А между тем природа, сквозь которую продвигается наш трудяга автобус, безусловно, заслуживает и внимания, и подробного описания. Прежде всего поражает своими размерами трава: лопухи и медвежьи дудки в два человеческих роста. Мне рассказывали, что биологи СахКНИИ много лет изучали вопросы этого гигантизма, надеясь получить картофелины величиною с арбуз и пшеницу размером с кукурузу, но вот обида — кроме лопухов и дудок, никакие растения к гигантизму за все эти годы склонить так и не удалось, а от этих культур, как известно, толку немного. По обеим сторонам нашей бесхитростной дороги стеной стоит карликовый бамбук, с деревьев свисают настоящие тропические лианы, а рядом растут деревья, которые прежде я встречал лишь в тайге да лесотундре: пихта и ель. Ветры, дующие над Курилами, формируют кроны деревьев. Мимо нас проносились сосны, которые ни с чем не спутаешь: такие я прежде видел на японских гравюрах — деревья с коренастыми сучьями и летящей кроной — и с тех же гравюр ландшафты: вулкан, поросший кудрявым лесом, а на вулкане непременно — пухлая белая тучка. Попутчики обратили наше внимание на местное диво — тоненькую березку, которая растет не с земли, а с причудливо изогнутого ствола сосны (об этих деревьях писал в «Комсомольской правде» В. Песков и фотографию приводил). Оставшуюся часть дороги все пассажиры строили догадки о том, что будет, когда эта березка подрастет: то ли она засохнет, то ли, наоборот, засушит свою сосну. (Интересно бы сейчас побывать на Кунашире и посмотреть, что стало с этими деревьями по прошествии стольких лет.)

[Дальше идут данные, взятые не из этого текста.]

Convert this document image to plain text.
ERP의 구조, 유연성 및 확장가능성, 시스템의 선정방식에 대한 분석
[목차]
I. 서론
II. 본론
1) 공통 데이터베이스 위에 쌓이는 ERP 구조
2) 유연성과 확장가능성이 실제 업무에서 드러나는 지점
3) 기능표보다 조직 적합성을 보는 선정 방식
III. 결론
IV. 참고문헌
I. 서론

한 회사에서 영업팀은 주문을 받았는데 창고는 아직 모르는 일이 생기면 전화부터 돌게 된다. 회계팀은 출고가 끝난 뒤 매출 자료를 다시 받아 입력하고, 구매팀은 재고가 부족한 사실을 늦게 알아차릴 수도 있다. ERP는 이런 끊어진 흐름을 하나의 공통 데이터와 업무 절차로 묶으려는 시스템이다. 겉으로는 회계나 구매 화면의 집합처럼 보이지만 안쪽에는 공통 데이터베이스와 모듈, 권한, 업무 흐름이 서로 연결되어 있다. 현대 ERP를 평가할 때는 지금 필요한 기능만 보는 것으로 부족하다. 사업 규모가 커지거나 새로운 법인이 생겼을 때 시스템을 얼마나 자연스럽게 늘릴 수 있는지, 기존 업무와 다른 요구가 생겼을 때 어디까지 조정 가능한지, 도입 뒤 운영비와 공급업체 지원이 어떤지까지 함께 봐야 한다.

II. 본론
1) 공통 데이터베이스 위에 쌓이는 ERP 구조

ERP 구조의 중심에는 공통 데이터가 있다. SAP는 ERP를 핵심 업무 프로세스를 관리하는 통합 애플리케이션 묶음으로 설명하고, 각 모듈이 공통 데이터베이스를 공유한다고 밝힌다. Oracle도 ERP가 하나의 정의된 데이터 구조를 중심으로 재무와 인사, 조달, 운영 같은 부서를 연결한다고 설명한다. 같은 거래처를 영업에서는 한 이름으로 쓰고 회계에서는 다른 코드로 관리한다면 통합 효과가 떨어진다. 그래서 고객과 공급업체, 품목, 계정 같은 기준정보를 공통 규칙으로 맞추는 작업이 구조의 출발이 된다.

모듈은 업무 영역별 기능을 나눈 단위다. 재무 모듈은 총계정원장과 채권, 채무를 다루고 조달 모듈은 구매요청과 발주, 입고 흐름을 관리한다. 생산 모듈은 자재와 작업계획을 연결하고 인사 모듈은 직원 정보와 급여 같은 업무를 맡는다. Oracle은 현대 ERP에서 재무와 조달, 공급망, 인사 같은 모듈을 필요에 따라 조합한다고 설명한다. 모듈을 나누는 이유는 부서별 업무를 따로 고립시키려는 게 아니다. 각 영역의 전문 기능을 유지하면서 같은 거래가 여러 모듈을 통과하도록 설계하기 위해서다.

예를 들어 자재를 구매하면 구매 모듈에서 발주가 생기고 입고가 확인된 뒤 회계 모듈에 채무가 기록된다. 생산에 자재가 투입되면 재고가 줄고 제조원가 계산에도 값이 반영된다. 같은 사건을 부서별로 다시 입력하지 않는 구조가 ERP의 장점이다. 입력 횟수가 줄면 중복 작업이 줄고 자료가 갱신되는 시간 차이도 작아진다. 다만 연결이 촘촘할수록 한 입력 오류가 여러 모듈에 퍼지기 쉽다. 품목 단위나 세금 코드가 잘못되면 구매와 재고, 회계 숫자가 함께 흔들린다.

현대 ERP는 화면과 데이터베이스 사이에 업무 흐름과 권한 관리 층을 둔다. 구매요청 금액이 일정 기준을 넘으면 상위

— Да какая разница? — уже подъезжая к Менделееву, философски изрек наш водитель. — В конечном счете все умрем: и сосна эта, и березка, и мы с вами. Одни раньше, другие позже.
4
Только в поселках на БАМе потом я встречал улицы, названные в честь какой-либо даты, там это были дни, когда забивали «золотой костыль». Впрочем, один мой знакомый рассказывал, что встречал в каком-то городе даже улицу имени высказывания Н. С. Хрущева о чем-то.